The final abstract presented in the session was entitled "Expected but
Unusual Rashes in Adults After First Vaccinia Vaccination." Richard
Greenberg, MD, of the University of Kentucky,[12] presented
some preliminary data on the safety of a next-generation, cell-cultured
smallpox vaccine (CCSV). Grown in MRC-5 cell cultures, CCSV is derived
from the same New York City Board of Health (NYCBH) strain utilized by the
live-attenuated Vaccinia virus vaccine, Dryvax, which is currently
being administered in the United States Smallpox Vaccination Program.
Nine of 250 (3.6%) volunteers inoculated with CCSV developed rashes; 6
cases were discussed. A number of atypical patterns of exanthem were
found, including dermatophytic, morbilliform, and hand foot and mouth
disease-like patterns. Like the rashes associated with standard Vaccinia
vaccination, they occurred between 1 and 2 weeks after vaccine inoculation
and resolved within a week. Of course more information will be needed on
such reactions and other safety considerations before they can be assessed
in comparison with standard smallpox vaccines.
One potential BT agent not discussed at this meeting was ricin, a toxin
extracted from castor beans. Ricin can be spread via injection (the route
of an assassination of a Bulgarian national in 1978), inhalation, or via
food or water. Studies on potential vaccines against ricin intoxication,
including an oral immunization of ricin toxoid in biodegradable polymeric
microspheres, have been progressing.[13]
Given the current atmosphere regarding the real and/or potential threat
of biological agents being used in warfare and terrorism, it is not
surprising that research and development activities involving BT-agent
related vaccines have increased substantially since the NFID Annual
Vaccine Conference began half a decade ago.

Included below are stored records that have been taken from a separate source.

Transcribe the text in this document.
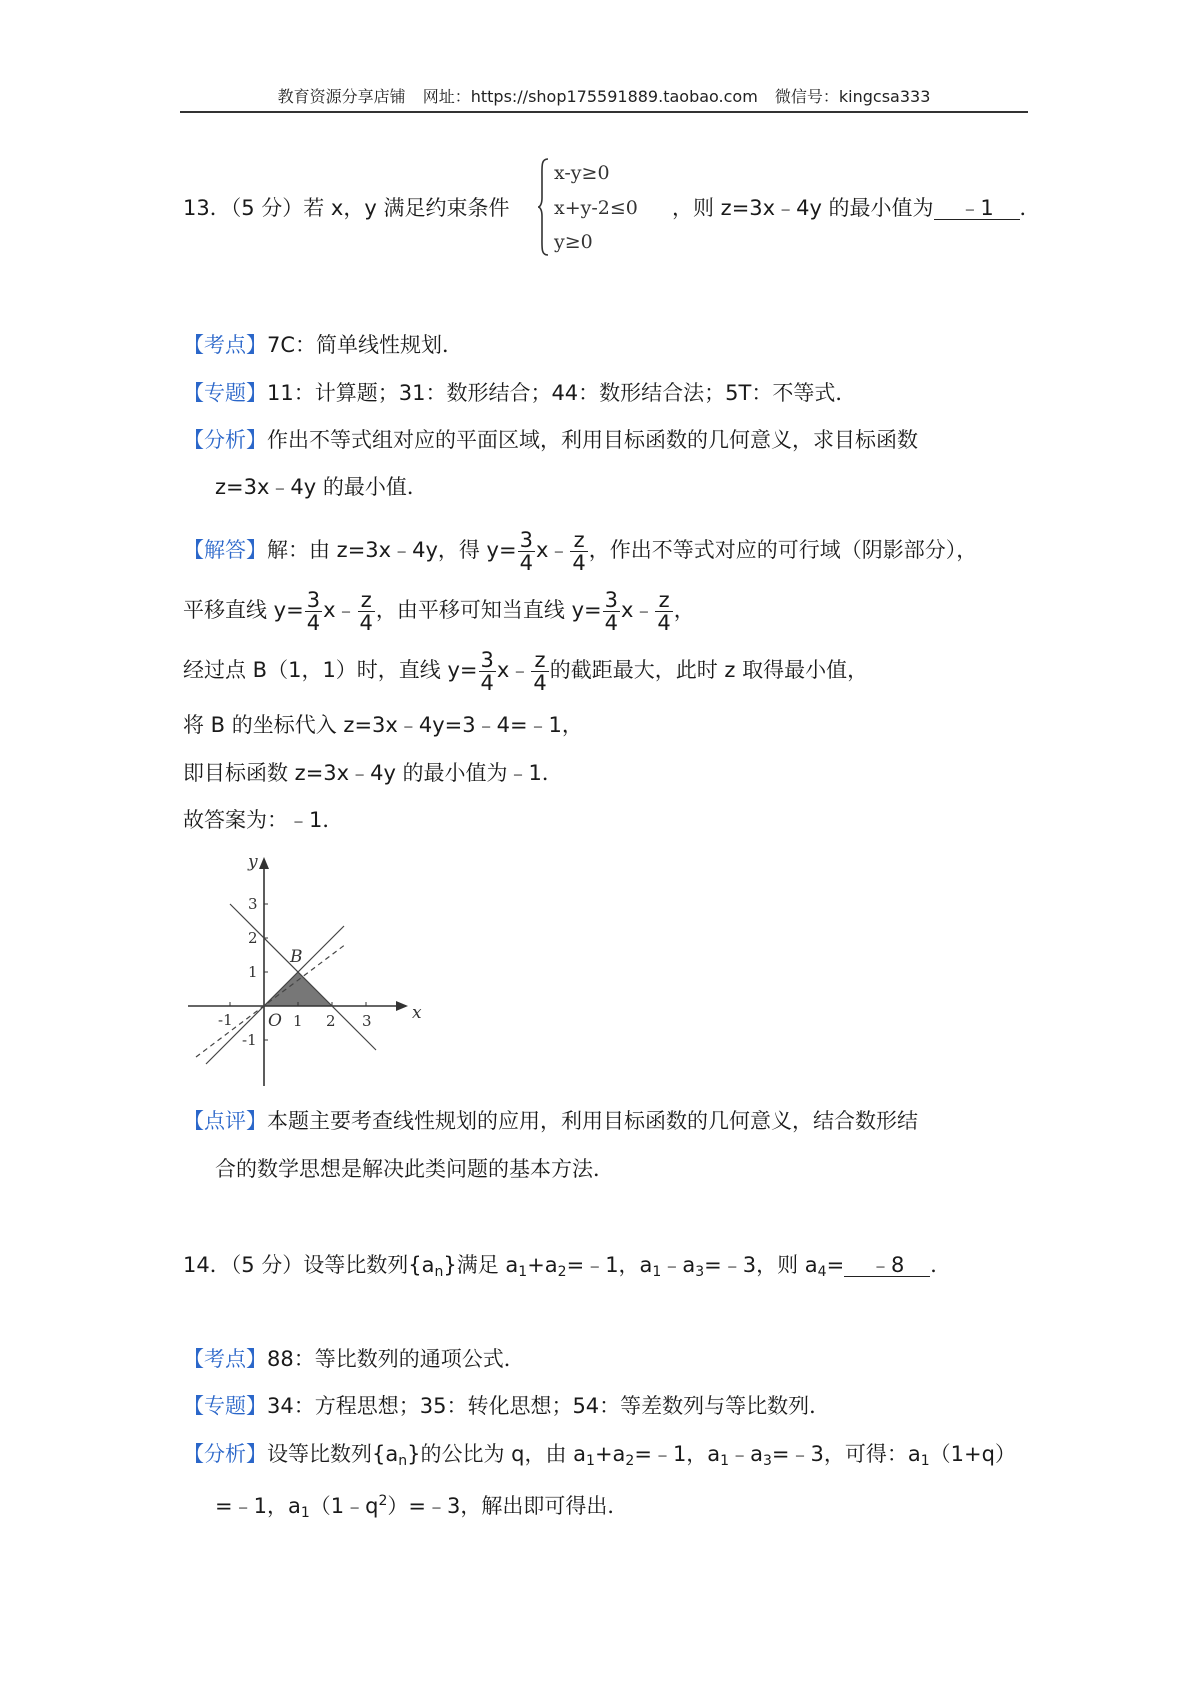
教育资源分享店铺 网址：https://shop175591889.taobao.com 微信号：kingcsa333
13．（5 分）若 x，y 满足约束条件
x-y≥0
x+y-2≤0
y≥0
，则 z=3x﹣4y 的最小值为 ﹣1 ．
【考点】7C：简单线性规划．
【专题】11：计算题；31：数形结合；44：数形结合法；5T：不等式．
【分析】作出不等式组对应的平面区域，利用目标函数的几何意义，求目标函数
z=3x﹣4y 的最小值．
【解答】解：由 z=3x﹣4y，得 $y= \frac{3}{4}$ x﹣ $\frac{z}{4}$ ，作出不等式对应的可行域（阴影部分），
平移直线 $y= \frac{3}{4}$ x﹣ $\frac{z}{4}$ ，由平移可知当直线 $y= \frac{3}{4}$ x﹣ $\frac{z}{4}$ ，
经过点 B（1，1）时，直线 $y= \frac{3}{4}$ x﹣ $\frac{z}{4}$ 的截距最大，此时 z 取得最小值，
将 B 的坐标代入 z=3x﹣4y=3﹣4=﹣1，
即目标函数 z=3x﹣4y 的最小值为﹣1．
故答案为：﹣1．
y
x
O
B
-1	1 2 3
3
2
1
-1
【点评】本题主要考查线性规划的应用，利用目标函数的几何意义，结合数形结
合的数学思想是解决此类问题的基本方法．
14．（5 分）设等比数列$\{a_n\}$满足 $a_1+a_2=﹣1$，$a_1﹣a_3=﹣3$，则 $a_4=$ ﹣8 ．
【考点】88：等比数列的通项公式．
【专题】34：方程思想；35：转化思想；54：等差数列与等比数列．
【分析】设等比数列$\{a_n\}$的公比为 q，由 $a_1+a_2=﹣1$，$a_1﹣a_3=﹣3$，可得：$a_1(1+q)$
=﹣1，$a_1(1﹣q^2)=﹣3$，解出即可得出．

Biological agents as weapons
of mass destruction have earned a prominent position on the agenda of most
infectious disease and public health meetings since 22 anthrax cases,
including 5 deaths, resulted from bioterrorist attacks in the United
States in 2001. This trend is certain to persist as prevention, infection
control, and disease management initiatives, including vaccine and drug
development programs, continue to gain momentum.